La phrase qui marche a trois parties et aucune excuse. Ce qui change, ce qui ne change pas, et ce que cela signifie pour la personne. "Je change de direction. Même raison, autre itinéraire : je veux un travail qui soit le mien, et ce n'est plus le chemin pour y arriver. Rien ne change pour vous avant la fin mars." Les gens l'acceptent, parce que c'est assuré et que cela contient une date.

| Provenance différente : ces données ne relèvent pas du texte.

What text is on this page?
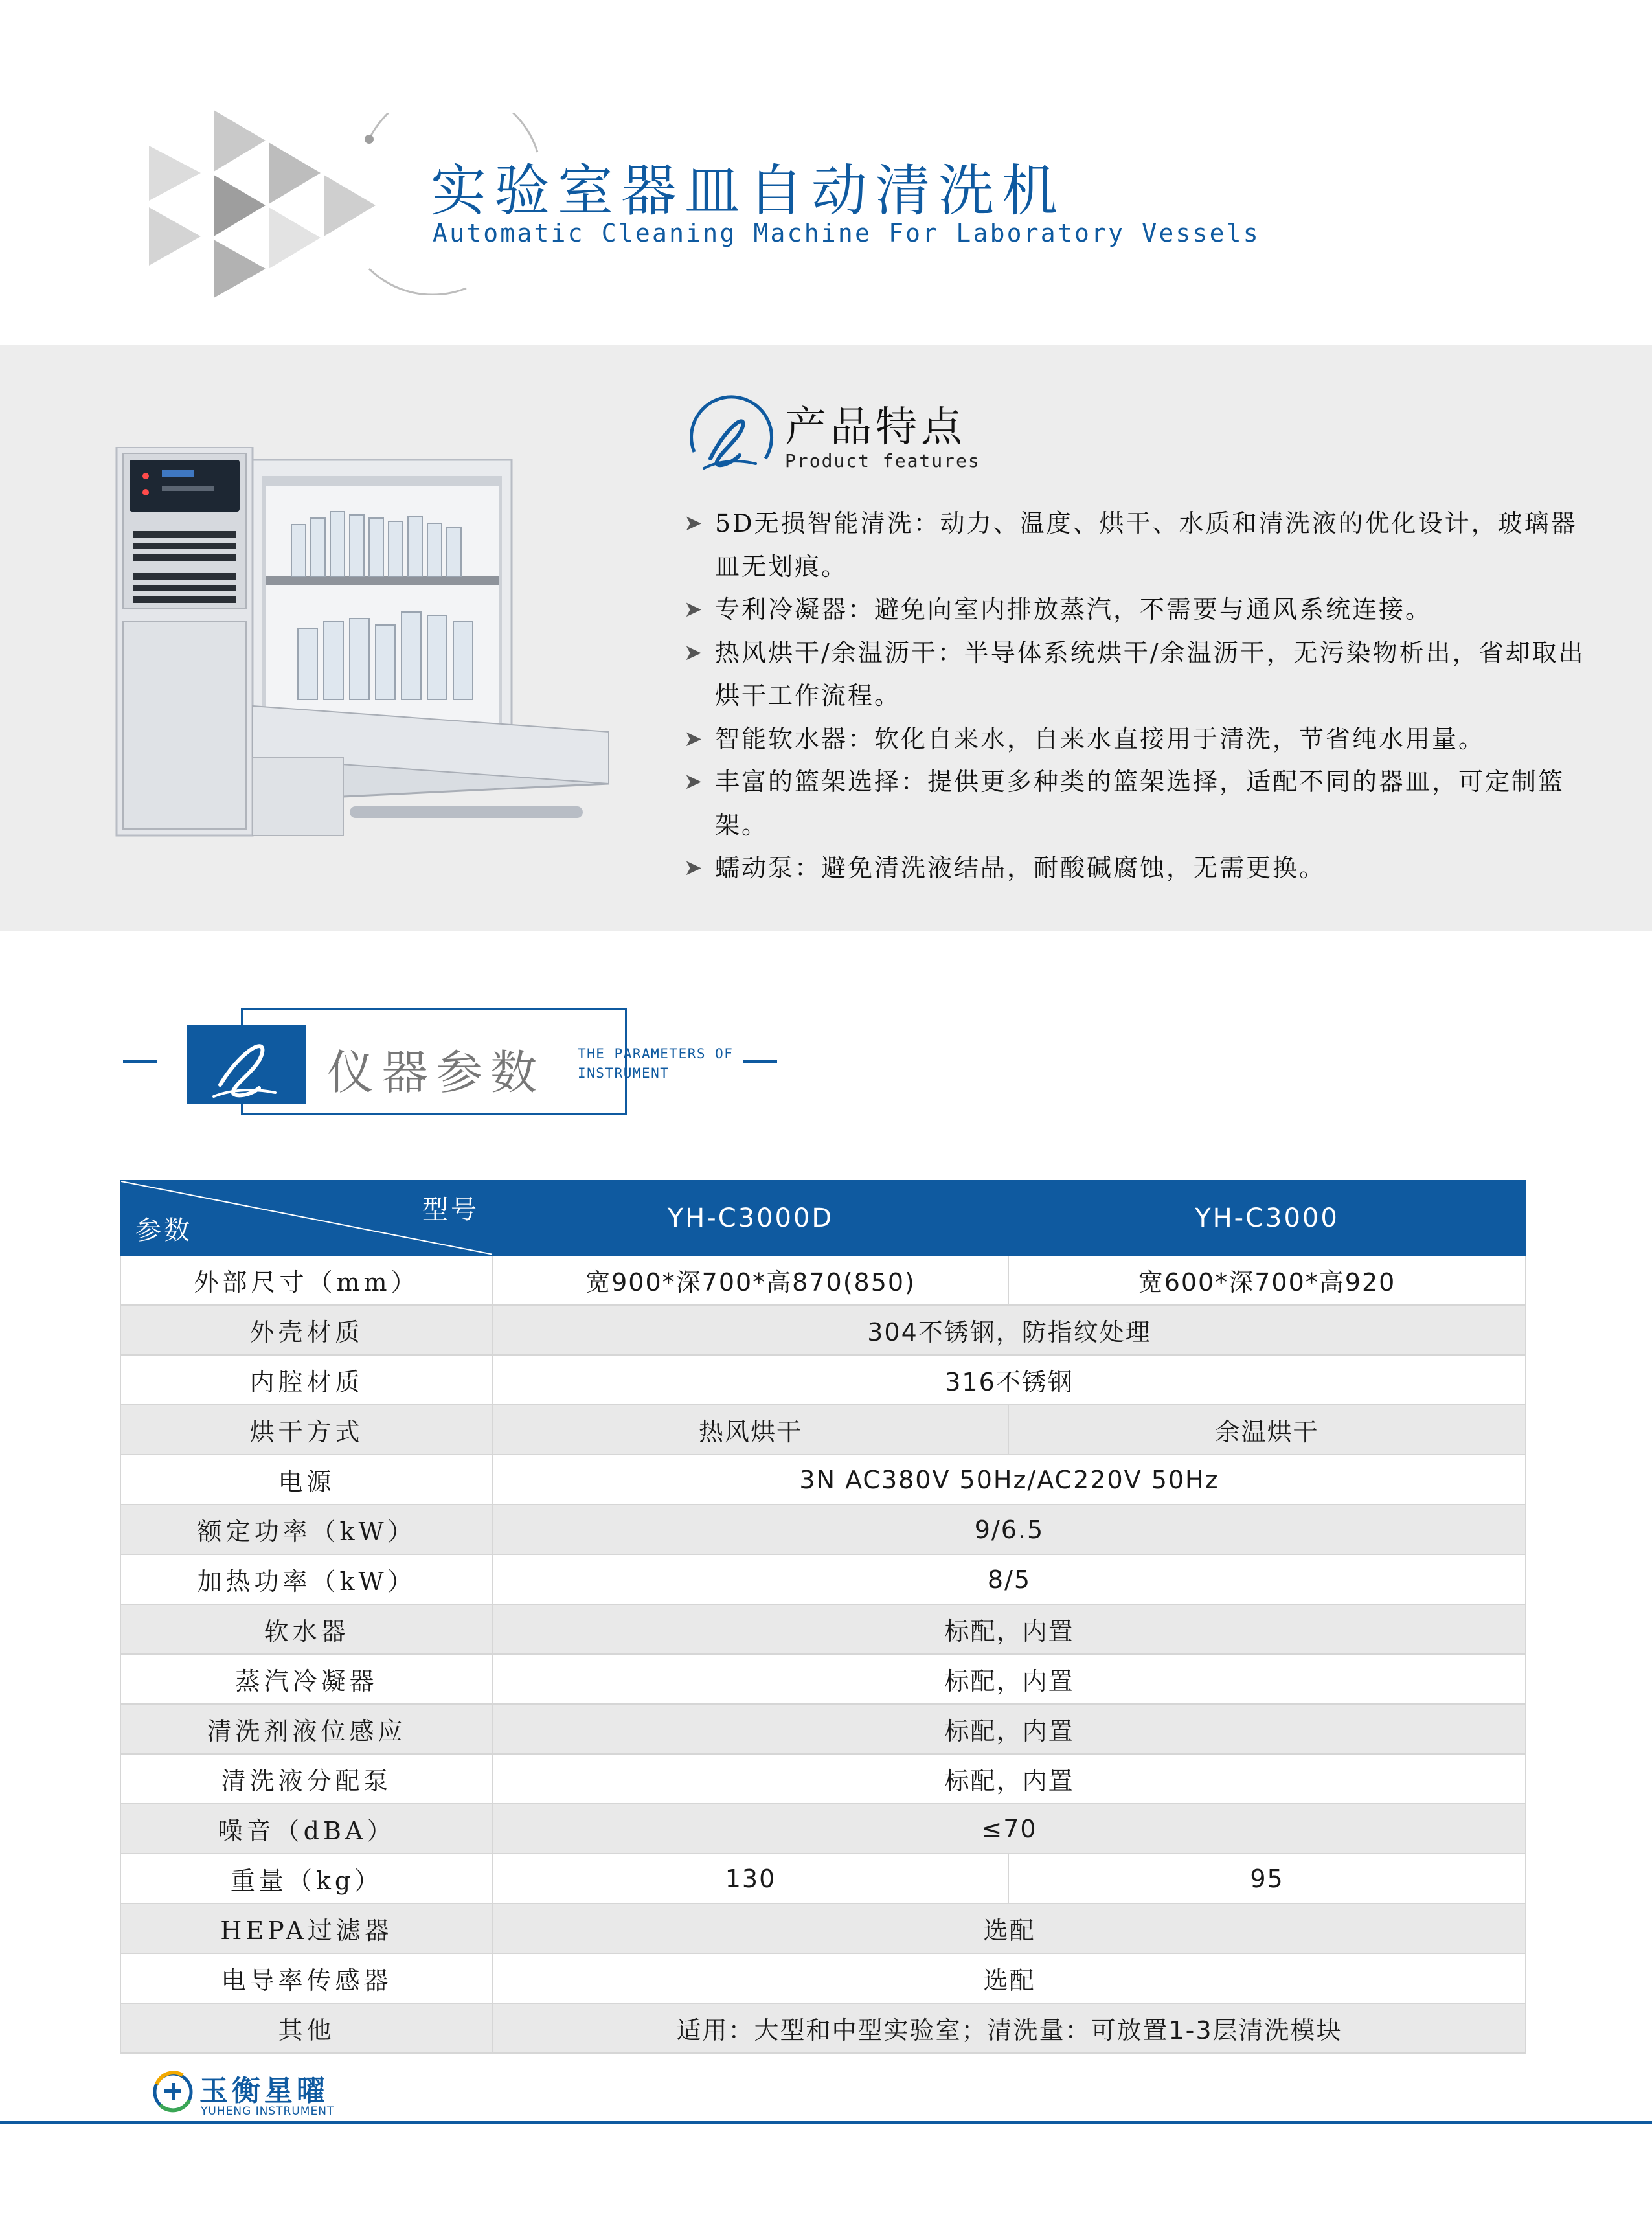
实验室器皿自动清洗机
Automatic Cleaning Machine For Laboratory Vessels
产品特点
Product features
➤ 5D无损智能清洗：动力、温度、烘干、水质和清洗液的优化设计，玻璃器皿无划痕。
➤ 专利冷凝器：避免向室内排放蒸汽，不需要与通风系统连接。
➤ 热风烘干/余温沥干：半导体系统烘干/余温沥干，无污染物析出，省却取出烘干工作流程。
➤ 智能软水器：软化自来水，自来水直接用于清洗，节省纯水用量。
➤ 丰富的篮架选择：提供更多种类的篮架选择，适配不同的器皿，可定制篮架。
➤ 蠕动泵：避免清洗液结晶，耐酸碱腐蚀，无需更换。
仪器参数 THE PARAMETERS OF
INSTRUMENT
型号
参数	YH-C3000D	YH-C3000
外部尺寸（mm）	宽900*深700*高870(850)	宽600*深700*高920
外壳材质	304不锈钢，防指纹处理	
内腔材质	316不锈钢	
烘干方式	热风烘干	余温烘干
电源	3N AC380V 50Hz/AC220V 50Hz	
额定功率（kW）	9/6.5	
加热功率（kW）	8/5	
软水器	标配，内置	
蒸汽冷凝器	标配，内置	
清洗剂液位感应	标配，内置	
清洗液分配泵	标配，内置	
噪音（dBA）	≤70	
重量（kg）	130	95
HEPA过滤器	选配	
电导率传感器	选配	
其他	适用：大型和中型实验室；清洗量：可放置1-3层清洗模块	
玉衡星曜
YUHENG INSTRUMENT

Ce qui appelle la discussion, c'est la tournée des excuses : expliquer longuement à des personnes qui n'ont rien en jeu, chercher leur approbation, répéter votre raisonnement à quiconque veut bien l'entendre. Chaque récit vous rapporte un nouveau lot d'avis à digérer, et aucun de ces avis ne repose sur vos informations. Dites-le correctement aux quelques personnes concernées, puis arrêtez de plaider votre cause.
Une chose vaut la peine d'être faite avant l'une quelconque de ces conversations. Écrivez l'unique phrase que vous allez utiliser, puis dites-la à voix haute deux fois. Ceux qui n'ont pas choisi leurs mots finissent par improviser, et les versions improvisées de cette nouvelle sortent soit sur le ton de l'excuse, soit sur la défensive, ce qui est exactement ce qui transforme une annonce de deux minutes en débat sur votre caractère.
Et si je change encore d'avis dans six mois ?
Fixez une date de révision au nouveau plan et traitez la révision comme un entretien programmé plutôt que comme une urgence. Un objectif que vous réexaminez à une date choisie à l'avance n'est pas un objectif que vous abandonnez un mauvais après-midi.
Il existe de bonnes preuves que cette compétence a deux faces. Wrosch, Scheier, Miller, Schulz et Carver ont montré, à travers trois études, que les personnes capables de se détacher d'un objectif inatteignable et de s'engager dans un nouveau déclaraient un plus grand bien-être, et que les deux capacités fonctionnaient ensemble plutôt que séparément. Des travaux ultérieurs du même groupe ont relié la capacité à lâcher des objectifs hors d'atteinte à une meilleure santé déclarée et à des profils quotidiens de cortisol plus normaux.
Le réengagement est la moitié que les gens sautent. Laisser tomber l'ancienne cible sans en choisir une nouvelle, c'est là que le coût apparaît vraiment, parce que l'agenda garde la forme de l'ancien objectif pendant des mois. Nommez donc la nouvelle cible la semaine même où vous retirez l'ancienne, même à titre provisoire, et donnez-lui une date de révision à environ six mois.
La révision fait partie du long terme, elle n'en est pas la sortie
Rien de tout cela n'est une autorisation de vouloir moins. Si les gens qui donnent tout pendant vingt ans sont encore là, c'est qu'ils ont changé d'itinéraire quatre ou cinq fois sans jamais perdre la raison de départ, tandis que ceux qui se sont arrêtés étaient le plus souvent ceux qui ont défendu un objectif précis bien après qu'il a cessé de servir, parce que le changer donnait l'impression de perdre.
Écrivez la raison. Testez la raison, pas les années. Prévenez les quelques personnes concernées, puis avancez. Puis visez le nouvel objectif pour de bon, avec le même appétit que vous aviez pour le précédent, car l'appétit n'a jamais été le problème.